Fortunately, he retired (at age 58) last month.

caw
Yeah, i've worked with people like that.

I wonder if he's had many head injuries over the course of his life, or done a lot of drugs.

The nature of biological memory is still very much up in the air.

There's a lot of research now that suggests that much of our memory isn't recalled, but rather "dynamically recreated" - according to what we believe happened.

It would be comforting to think that nothing is ever lost...
The brain is not so easy to understand, is it? Personally (and i am no scientist, so the following is very much my own opinion based on research and limited understanding), i think it's both. I don't think anything is ever lost, but i do think the way we recall it is very dynamic. Surely at least the kernel of the memory has to be there for us to be able to dynamically recreate it. But how we remember becomes very interesting, and there's a whole lot of factors that influence that, i think (life experience since that point is one huge factor, i reckon--as in, more knowledge of the person involved/the type of situation/other stuff).

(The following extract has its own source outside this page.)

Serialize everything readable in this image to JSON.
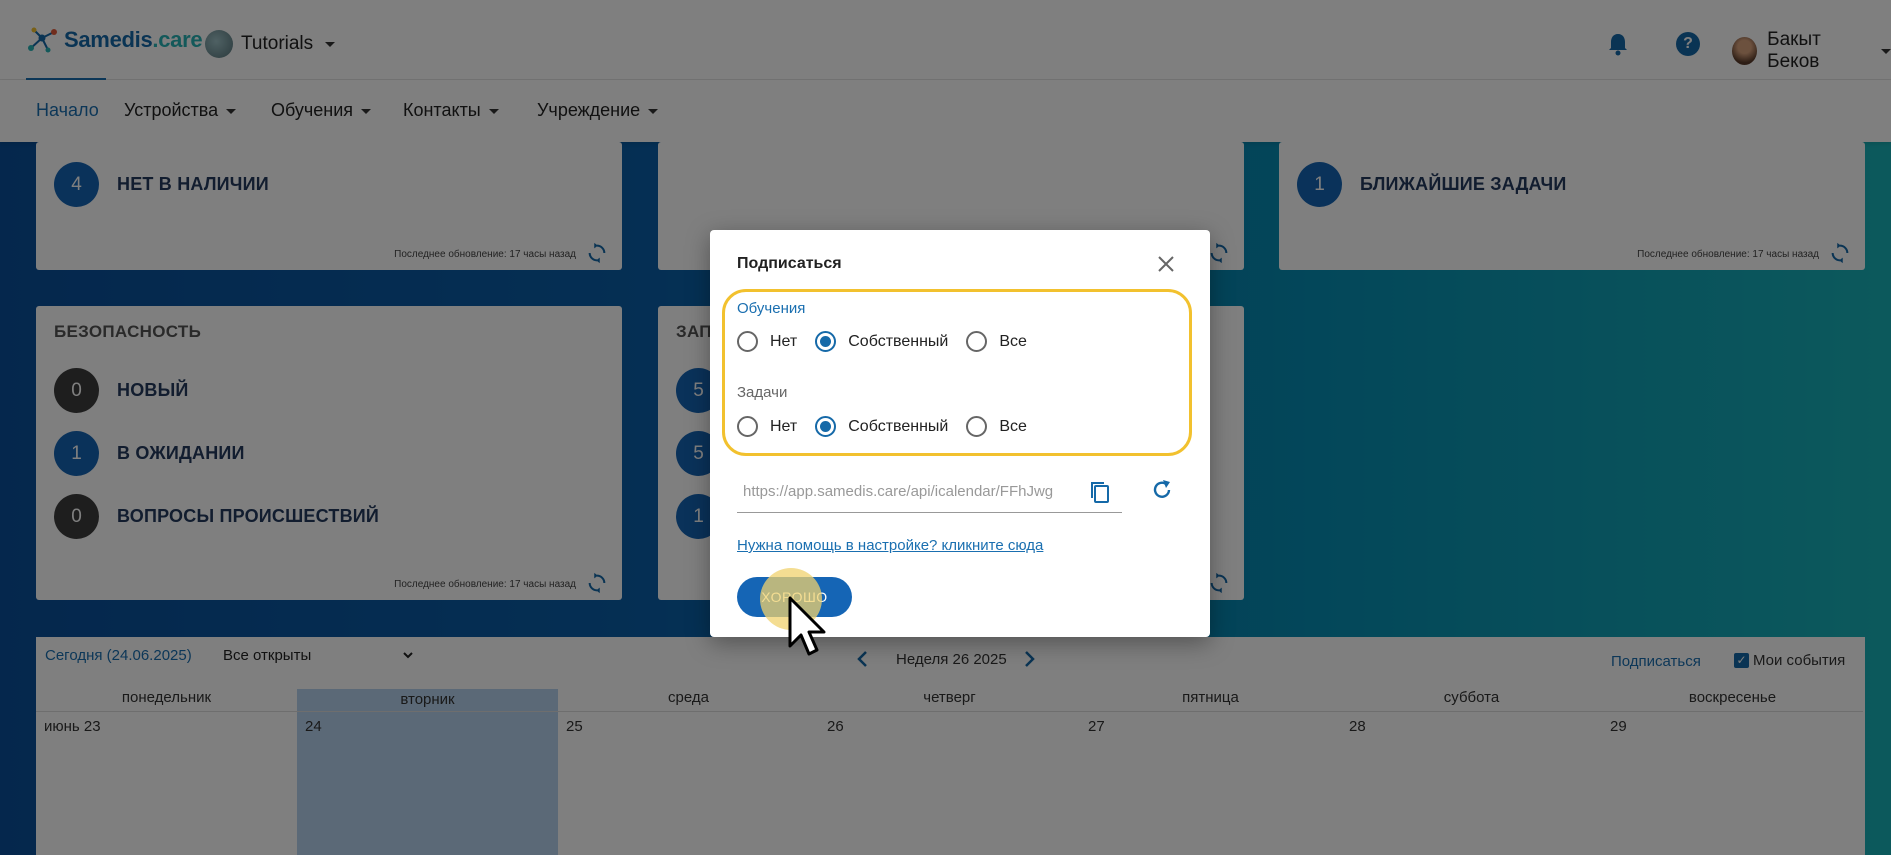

Also, i don't think we ever store memories impartially or clinically either. Two people can observe the same situation and, based on mood, personal experience, other intangibles, recount it and later recall it two completely different ways.

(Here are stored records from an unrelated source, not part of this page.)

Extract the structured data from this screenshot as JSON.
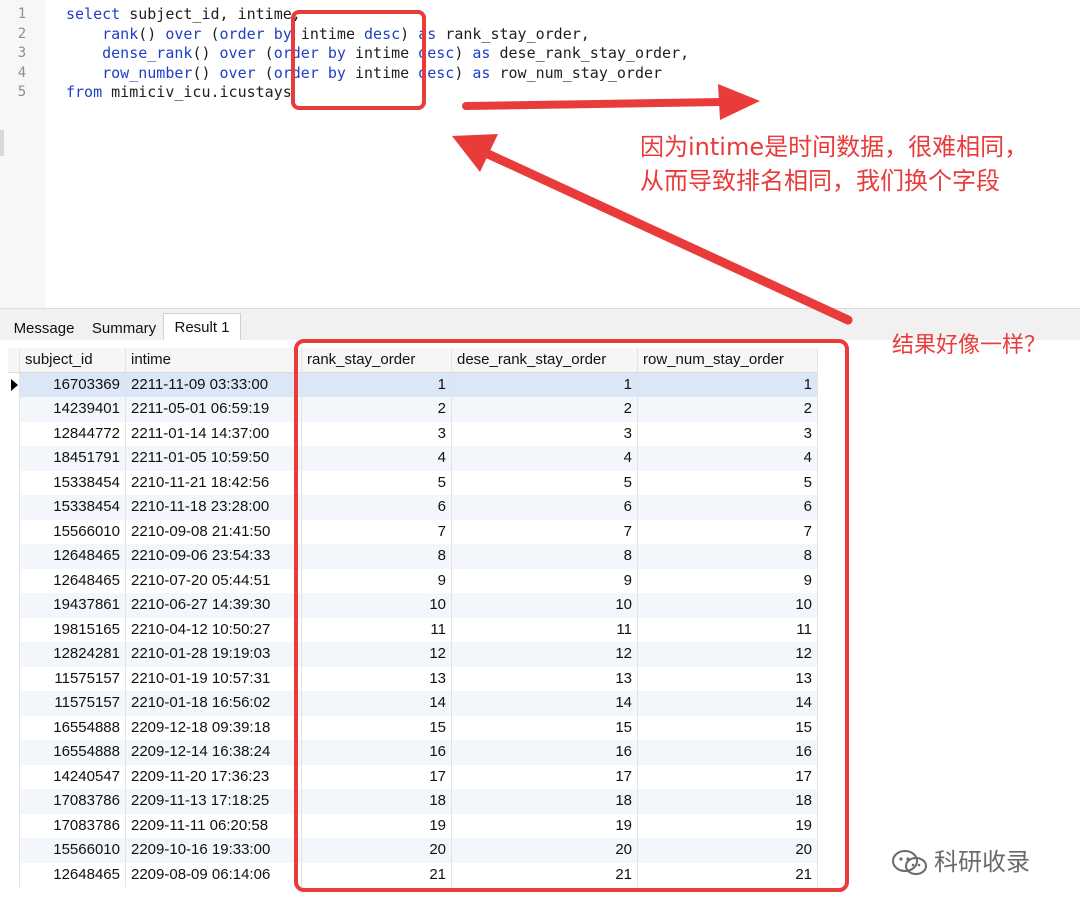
{
  "editor": {
    "lines": [
      {
        "n": "1",
        "tokens": [
          {
            "t": "select",
            "k": "kw"
          },
          {
            "t": " subject_id, intime,",
            "k": "id"
          }
        ]
      },
      {
        "n": "2",
        "tokens": [
          {
            "t": "    rank",
            "k": "kw"
          },
          {
            "t": "() ",
            "k": "id"
          },
          {
            "t": "over",
            "k": "kw"
          },
          {
            "t": " (",
            "k": "id"
          },
          {
            "t": "order",
            "k": "kw"
          },
          {
            "t": " ",
            "k": "id"
          },
          {
            "t": "by",
            "k": "kw"
          },
          {
            "t": " intime ",
            "k": "id"
          },
          {
            "t": "desc",
            "k": "kw"
          },
          {
            "t": ") ",
            "k": "id"
          },
          {
            "t": "as",
            "k": "kw"
          },
          {
            "t": " rank_stay_order,",
            "k": "id"
          }
        ]
      },
      {
        "n": "3",
        "tokens": [
          {
            "t": "    dense_rank",
            "k": "kw"
          },
          {
            "t": "() ",
            "k": "id"
          },
          {
            "t": "over",
            "k": "kw"
          },
          {
            "t": " (",
            "k": "id"
          },
          {
            "t": "order",
            "k": "kw"
          },
          {
            "t": " ",
            "k": "id"
          },
          {
            "t": "by",
            "k": "kw"
          },
          {
            "t": " intime ",
            "k": "id"
          },
          {
            "t": "desc",
            "k": "kw"
          },
          {
            "t": ") ",
            "k": "id"
          },
          {
            "t": "as",
            "k": "kw"
          },
          {
            "t": " dese_rank_stay_order,",
            "k": "id"
          }
        ]
      },
      {
        "n": "4",
        "tokens": [
          {
            "t": "    row_number",
            "k": "kw"
          },
          {
            "t": "() ",
            "k": "id"
          },
          {
            "t": "over",
            "k": "kw"
          },
          {
            "t": " (",
            "k": "id"
          },
          {
            "t": "order",
            "k": "kw"
          },
          {
            "t": " ",
            "k": "id"
          },
          {
            "t": "by",
            "k": "kw"
          },
          {
            "t": " intime ",
            "k": "id"
          },
          {
            "t": "desc",
            "k": "kw"
          },
          {
            "t": ") ",
            "k": "id"
          },
          {
            "t": "as",
            "k": "kw"
          },
          {
            "t": " row_num_stay_order",
            "k": "id"
          }
        ]
      },
      {
        "n": "5",
        "tokens": [
          {
            "t": "from",
            "k": "kw"
          },
          {
            "t": " mimiciv_icu.icustays",
            "k": "id"
          }
        ]
      }
    ]
  },
  "tabs": [
    {
      "label": "Message",
      "active": false
    },
    {
      "label": "Summary",
      "active": false
    },
    {
      "label": "Result 1",
      "active": true
    }
  ],
  "grid": {
    "columns": [
      "subject_id",
      "intime",
      "rank_stay_order",
      "dese_rank_stay_order",
      "row_num_stay_order"
    ],
    "rows": [
      [
        "16703369",
        "2211-11-09 03:33:00",
        "1",
        "1",
        "1"
      ],
      [
        "14239401",
        "2211-05-01 06:59:19",
        "2",
        "2",
        "2"
      ],
      [
        "12844772",
        "2211-01-14 14:37:00",
        "3",
        "3",
        "3"
      ],
      [
        "18451791",
        "2211-01-05 10:59:50",
        "4",
        "4",
        "4"
      ],
      [
        "15338454",
        "2210-11-21 18:42:56",
        "5",
        "5",
        "5"
      ],
      [
        "15338454",
        "2210-11-18 23:28:00",
        "6",
        "6",
        "6"
      ],
      [
        "15566010",
        "2210-09-08 21:41:50",
        "7",
        "7",
        "7"
      ],
      [
        "12648465",
        "2210-09-06 23:54:33",
        "8",
        "8",
        "8"
      ],
      [
        "12648465",
        "2210-07-20 05:44:51",
        "9",
        "9",
        "9"
      ],
      [
        "19437861",
        "2210-06-27 14:39:30",
        "10",
        "10",
        "10"
      ],
      [
        "19815165",
        "2210-04-12 10:50:27",
        "11",
        "11",
        "11"
      ],
      [
        "12824281",
        "2210-01-28 19:19:03",
        "12",
        "12",
        "12"
      ],
      [
        "11575157",
        "2210-01-19 10:57:31",
        "13",
        "13",
        "13"
      ],
      [
        "11575157",
        "2210-01-18 16:56:02",
        "14",
        "14",
        "14"
      ],
      [
        "16554888",
        "2209-12-18 09:39:18",
        "15",
        "15",
        "15"
      ],
      [
        "16554888",
        "2209-12-14 16:38:24",
        "16",
        "16",
        "16"
      ],
      [
        "14240547",
        "2209-11-20 17:36:23",
        "17",
        "17",
        "17"
      ],
      [
        "17083786",
        "2209-11-13 17:18:25",
        "18",
        "18",
        "18"
      ],
      [
        "17083786",
        "2209-11-11 06:20:58",
        "19",
        "19",
        "19"
      ],
      [
        "15566010",
        "2209-10-16 19:33:00",
        "20",
        "20",
        "20"
      ],
      [
        "12648465",
        "2209-08-09 06:14:06",
        "21",
        "21",
        "21"
      ]
    ],
    "selected_row": 0
  },
  "annotations": {
    "note1_line1": "因为intime是时间数据，很难相同，",
    "note1_line2": "从而导致排名相同，我们换个字段",
    "note2": "结果好像一样？",
    "color": "#ea3b3b"
  },
  "watermark": {
    "text": "科研收录",
    "icon": "wechat-icon"
  }
}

Stress can be a big thing. A conversation that we might not think anything of normally might be seen to be an attack, or somehow else tinged with heavy emotion, if we've been under severe stress (speaking from personal experience).

Some time back i remember reading a study that included a situation where a bank was 'held' up by someone wielding a banana, and then afterwards the people in the bank, who had no prior knowledge of what was about to happen, were asked to recall the situation. The great majority of them, including the security guard (who fortunately wasn't armed himself), took the banana for a gun. And while the 'robber' didn't wear a mask or otherwise disguise his facial features, the descriptions of him varied wildly and many were nowhere near the mark.

Chemical imbalances in the brain are another thing that contributes to how we interpret, thus store, situations. A person suffering from major depression is likely to see, and thus recall, a situation far differently from someone who is not, as well as reason on a situation far differently.